Kit Kat is a much loved chocolate bar that has been enjoyed across the world for many years.
But where did it come from and why do we rely on it so much?
Here are 9 mouth-watering facts about Kit Kats!
Kit Kat is 85 years old.
Kit Kat was first launched in London on August 29, 1935.
The first Kit Kat chocolate bar was a 4 finger chocolate wafer bar.
The Kit Kar bar has had different names over the years.
It hasn’t always been called a Kit Kat.
When the product was launched it was called “Rowntree’s Chocolate Crisp”, and was renamed to Kit Kat Chocolate Crisp two years later.
It’s uncertain exactly where the name Kit Kat originated as there are multiple places it may have come from.
It has been recorded as being used to describe food snacks since as early as the 18th century and it is also said that the name comes from a meeting point in London called the Kit Cat Club.
It wasn’t until 1949 when the words “Chocolate Crisp” was dropped from the title and it became just Kit Kat.
War time rations caused the Kit-Kat recipe to change.
The chocolate coated wafer bar was launched just before World War 2.
This meant that during the war some of the ingredients in the bar had to be changed due to rationing.

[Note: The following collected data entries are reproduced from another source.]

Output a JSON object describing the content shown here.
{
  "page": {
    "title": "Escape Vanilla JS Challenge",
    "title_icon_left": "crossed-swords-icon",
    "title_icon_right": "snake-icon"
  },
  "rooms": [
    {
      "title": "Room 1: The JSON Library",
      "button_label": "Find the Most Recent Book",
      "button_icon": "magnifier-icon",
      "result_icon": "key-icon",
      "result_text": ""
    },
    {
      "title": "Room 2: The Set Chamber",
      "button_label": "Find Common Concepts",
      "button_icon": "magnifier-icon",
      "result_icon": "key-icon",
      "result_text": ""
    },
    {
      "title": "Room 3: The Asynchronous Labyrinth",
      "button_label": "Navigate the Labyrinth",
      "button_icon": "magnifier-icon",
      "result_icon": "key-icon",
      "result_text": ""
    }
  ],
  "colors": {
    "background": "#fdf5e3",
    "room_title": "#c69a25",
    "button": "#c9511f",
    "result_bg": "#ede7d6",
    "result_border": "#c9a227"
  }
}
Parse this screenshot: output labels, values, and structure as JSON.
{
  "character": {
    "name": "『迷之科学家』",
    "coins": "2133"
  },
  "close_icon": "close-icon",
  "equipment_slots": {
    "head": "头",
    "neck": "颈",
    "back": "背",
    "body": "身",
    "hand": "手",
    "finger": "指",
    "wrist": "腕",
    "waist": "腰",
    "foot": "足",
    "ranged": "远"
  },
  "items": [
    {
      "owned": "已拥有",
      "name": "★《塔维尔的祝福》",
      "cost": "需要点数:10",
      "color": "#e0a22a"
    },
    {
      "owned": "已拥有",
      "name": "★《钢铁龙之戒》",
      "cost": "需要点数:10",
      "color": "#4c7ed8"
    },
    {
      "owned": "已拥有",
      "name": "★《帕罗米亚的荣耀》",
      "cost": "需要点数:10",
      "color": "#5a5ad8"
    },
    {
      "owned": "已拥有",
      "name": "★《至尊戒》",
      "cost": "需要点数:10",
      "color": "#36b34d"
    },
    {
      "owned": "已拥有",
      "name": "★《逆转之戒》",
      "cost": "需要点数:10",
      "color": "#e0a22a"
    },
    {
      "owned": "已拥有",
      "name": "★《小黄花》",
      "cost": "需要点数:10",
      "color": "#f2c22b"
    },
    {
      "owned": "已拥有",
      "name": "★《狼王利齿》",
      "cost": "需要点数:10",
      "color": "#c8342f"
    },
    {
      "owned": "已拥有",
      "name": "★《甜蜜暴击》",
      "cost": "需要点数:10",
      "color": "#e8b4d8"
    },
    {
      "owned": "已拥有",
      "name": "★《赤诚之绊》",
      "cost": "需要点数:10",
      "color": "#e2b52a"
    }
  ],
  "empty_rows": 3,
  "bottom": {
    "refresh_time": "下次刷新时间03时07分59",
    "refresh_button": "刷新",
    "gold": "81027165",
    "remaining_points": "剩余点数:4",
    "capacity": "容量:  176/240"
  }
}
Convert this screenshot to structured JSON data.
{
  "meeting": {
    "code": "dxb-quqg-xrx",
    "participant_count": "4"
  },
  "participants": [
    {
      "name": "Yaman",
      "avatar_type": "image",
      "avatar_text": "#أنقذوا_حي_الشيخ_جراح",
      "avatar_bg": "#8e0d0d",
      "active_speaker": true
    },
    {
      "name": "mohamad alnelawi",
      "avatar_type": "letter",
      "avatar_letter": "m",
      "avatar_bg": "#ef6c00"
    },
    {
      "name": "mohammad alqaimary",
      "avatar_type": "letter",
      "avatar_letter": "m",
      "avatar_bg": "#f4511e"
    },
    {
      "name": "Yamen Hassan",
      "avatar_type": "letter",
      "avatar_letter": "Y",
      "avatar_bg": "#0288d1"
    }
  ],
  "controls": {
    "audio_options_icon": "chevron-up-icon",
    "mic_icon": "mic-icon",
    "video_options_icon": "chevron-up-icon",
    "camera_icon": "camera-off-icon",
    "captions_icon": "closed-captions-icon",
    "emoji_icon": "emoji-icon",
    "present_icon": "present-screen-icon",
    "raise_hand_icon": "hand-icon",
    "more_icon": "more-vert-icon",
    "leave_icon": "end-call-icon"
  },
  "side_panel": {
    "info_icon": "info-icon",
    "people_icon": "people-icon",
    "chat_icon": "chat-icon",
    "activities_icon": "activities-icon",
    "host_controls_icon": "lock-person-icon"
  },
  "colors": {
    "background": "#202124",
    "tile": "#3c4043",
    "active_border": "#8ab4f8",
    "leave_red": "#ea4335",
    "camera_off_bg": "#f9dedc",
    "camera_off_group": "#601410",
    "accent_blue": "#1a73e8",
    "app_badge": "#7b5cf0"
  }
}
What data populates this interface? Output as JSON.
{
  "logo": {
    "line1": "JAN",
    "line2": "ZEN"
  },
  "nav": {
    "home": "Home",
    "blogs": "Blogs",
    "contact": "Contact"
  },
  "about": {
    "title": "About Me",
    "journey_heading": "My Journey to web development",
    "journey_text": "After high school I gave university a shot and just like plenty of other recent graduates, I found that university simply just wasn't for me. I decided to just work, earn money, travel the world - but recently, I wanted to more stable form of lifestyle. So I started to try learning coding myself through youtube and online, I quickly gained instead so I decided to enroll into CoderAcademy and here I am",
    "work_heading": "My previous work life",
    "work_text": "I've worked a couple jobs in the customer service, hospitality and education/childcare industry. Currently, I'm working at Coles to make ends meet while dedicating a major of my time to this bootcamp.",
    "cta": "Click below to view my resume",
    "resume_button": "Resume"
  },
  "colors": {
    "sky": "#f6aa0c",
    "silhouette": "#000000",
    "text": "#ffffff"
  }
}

The change of ingredients made the chocolate bar not as tasty, and this was a worry for the company.
During this time they even changed their advertising to read “No more chocolate crisp until after the war”, hoping that it would keep people’s interest and loyalty.
However, once the war was over, it reverted back to its original recipe and packaging.
This was a positive time for Kit Kat, as sales dropped dramatically during the wartime.
Kit Kat had blue packaging throughout WWII.
A shortage of milk during WWII forced Rowntree’s to switch from milk chocolate to dark chocolate in its Kit Kat bars.
It was during this time that the company changed the wrapper from red to blue and dropped “Chocolate Crisp” from its title.
1955 marked the first year of advertising the product on television.
Television was a new source of advertisement and a very expensive one too.
Not everyone could afford to have a television, but as time went on and prices dropped they became more affordable for the working class.
This was a great way for Rowntree’s to promote the Kit Kat bar to its target audience.
In 1957 the slogan “Have a break, have a Kit Kat” was used alongside their TV commercials to promote the bar as workers chocolate.
The slogan encouraged people to associate the Kit Kat bar with taking a break from work.
It was also associated as the perfect snack to go with a tea or coffee when you are on your break.
Kit Kat was Rowntree’s best-selling product.
Kit Kat’s became Rowntree’s best-selling product within 2 years of the launch.
In 1988 Rowntree’s was taken over by Nestle, who are still the current owners of the Kit Kat product, in most of the world.
In the United States, Kit Kat is made by Reese’s Candy Company.
Nestle agreed to keep the ingredients and production of the Kit Kat the same as it was such a popular chocolate bar.
Kit Kats had a wafer inside to cut down costs.
The idea of the wafer being the filling was to keep the costs of production lower and therefore offer an affordable working man’s chocolate bar.
If the bar was made from solid chocolate the production costs would have been a lot higher.
This is mostly due to the fact that cocoa beans were more expensive that a biscuit wafer.
Kit Kat Chunky was invented in 1999.
The change in size allowed Nestle to market the same loved product but to a slightly varied audience.
It was an easy product to market because Kit Kat already had a name for being a great chocolate bar, so all the people who would buy the normal Kit Kat wanted to try the new size.
Today there are over 300 flavors of Kit Kat.
The first flavour variant of Kit Kat was released in 1996, and it was orange flavor.
There have been over 200 limited edition and seasonal flavors of Kit Kat produced since 2000, most of which were in Japan..
They began to experiment with not only sweet tasting flavors but any flavor that exists within Japanese culture.
This includes flavors such as wasabi, sake, matcha tea, miso soup, soy sauce and Tokyo banana.